Il est poursuivi pour incitation à assassinat !

 

J’étais à son audition à Paris et le gouvernement n’a pas été en mesure de produire le début du commencement d’une preuve pendant six mois. Ce sont des procès d’intention, des accusations sans fondement. Partant de là, j’estime que c’est une sorte de populisme pour satisfaire une  partie de l’opinion. Ce n’est ni du droit ni de la justice.

 

Etes-vous pour ou contre l’extradition de François Compaoré au Burkina Faso ?

 

La question n’est pas de savoir si je suis pour ou contre. La question est de savoir si l’extradition repose sur des fondements juridiques.

 

Et si ces fondements juridiques existaient !

 

Que ce soit M. Compaoré ou n’importe quel citoyen burkinabè dans le monde, si la demande d’extradition est étayée par des preuves objectives et pertinentes, la personne doit répondre. Je suis pour une justice juste et non pour la justice vengeresse, de règlement de comptes, tendant à faire plaisir à une partie de l’opinion.

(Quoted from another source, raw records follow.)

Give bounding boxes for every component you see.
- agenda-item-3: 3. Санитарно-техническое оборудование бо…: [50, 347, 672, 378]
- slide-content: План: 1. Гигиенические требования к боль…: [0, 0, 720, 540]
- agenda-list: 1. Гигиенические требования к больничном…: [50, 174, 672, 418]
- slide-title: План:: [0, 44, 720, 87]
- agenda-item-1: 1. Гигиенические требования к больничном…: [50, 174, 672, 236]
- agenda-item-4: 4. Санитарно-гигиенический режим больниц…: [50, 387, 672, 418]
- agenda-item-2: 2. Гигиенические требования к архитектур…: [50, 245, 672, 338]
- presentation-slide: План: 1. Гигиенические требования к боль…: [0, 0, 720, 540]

Voulez-vous dire que la situation que vit François Compaoré est une justice vengeresse tendant à faire plaisir à une partie de l’opinion ?

 

J’ai tendance à le croire.

 

Sur quelles bases affirmez-vous cela ?

 

Sur la base des faits. C’est très simple.

 

Quel pourrait être, selon vous, le schéma de la réconciliation ?

 

Beaucoup de personnes, de structures de la société civile et de partis politiques se sont exprimés sur la question. Je pense qu’il faut que les acteurs politiques se parlent. De même, toutes les forces mobilisatrices et médiatrices de notre pays et autres personnes-ressources doivent s’impliquer et jouer leur rôle pour faire aboutir le processus et permettre à tous les Burkinabè de vivre en harmonie. Nous devons tous repartir sur de nouvelles bases en faisant table rase du passé. Ce n’est pas une façon de promouvoir l’impunité ; c’est juste pour permettre aux Burkinabè de passer à une autre étape. Ceux qui ont commis des actes qui méritent d’être condamnés, que la loi leur soit appliquée dans toute sa rigueur ; que justice soit rendue à ceux qui ont été victimes d’actes condamnables   et qu’on puisse se consacrer aux questions de développement de notre pays. Depuis 2014, nous sommes pris dans un ancrage politico-politique. On tourne en rond. Pire, on fait un pas en avant et trois en arrière. Pour la réconciliation, cela doit se faire sur initiative du parti au pouvoir. Mais l’opposition a beau crier, vociférer pour la réconciliation, le parti au pouvoir fait la sourde oreille. En tout cas, il ne montre aucune volonté affichée d’aller à la réconciliation. On s’enlise dans cette situation de ni paix ni guerre, qui fait l’affaire de certains courtisans du pouvoir et non celle de la grande majorité des Burkinabè.

Que pensez-vous du déroulement du procès du putsch manqué ?

 

Je constate qu’il y a beaucoup de vices de procédure. De mon point de vue, cela cache peut-être la volonté de quelqu’un, quelque part, qui ne veut pas que la vérité soit dite. Car, on sait que quand les deux Généraux, entre autres, s’expriment, ça peut gêner beaucoup de personnes.

 

Avez-vous un dernier commentaire à faire ?

 

Il faut que nous sachions nous départir de nos rancunes, rancœurs et de nos égoïsmes pour penser à l’intérêt supérieur de la Nation. Il faut avoir pitié du peuple du Burkina Faso, qui souffre en grande majorité de la situation présente où ses fils et ses filles sont divisés. Cela ne doit pas continuer trop longtemps.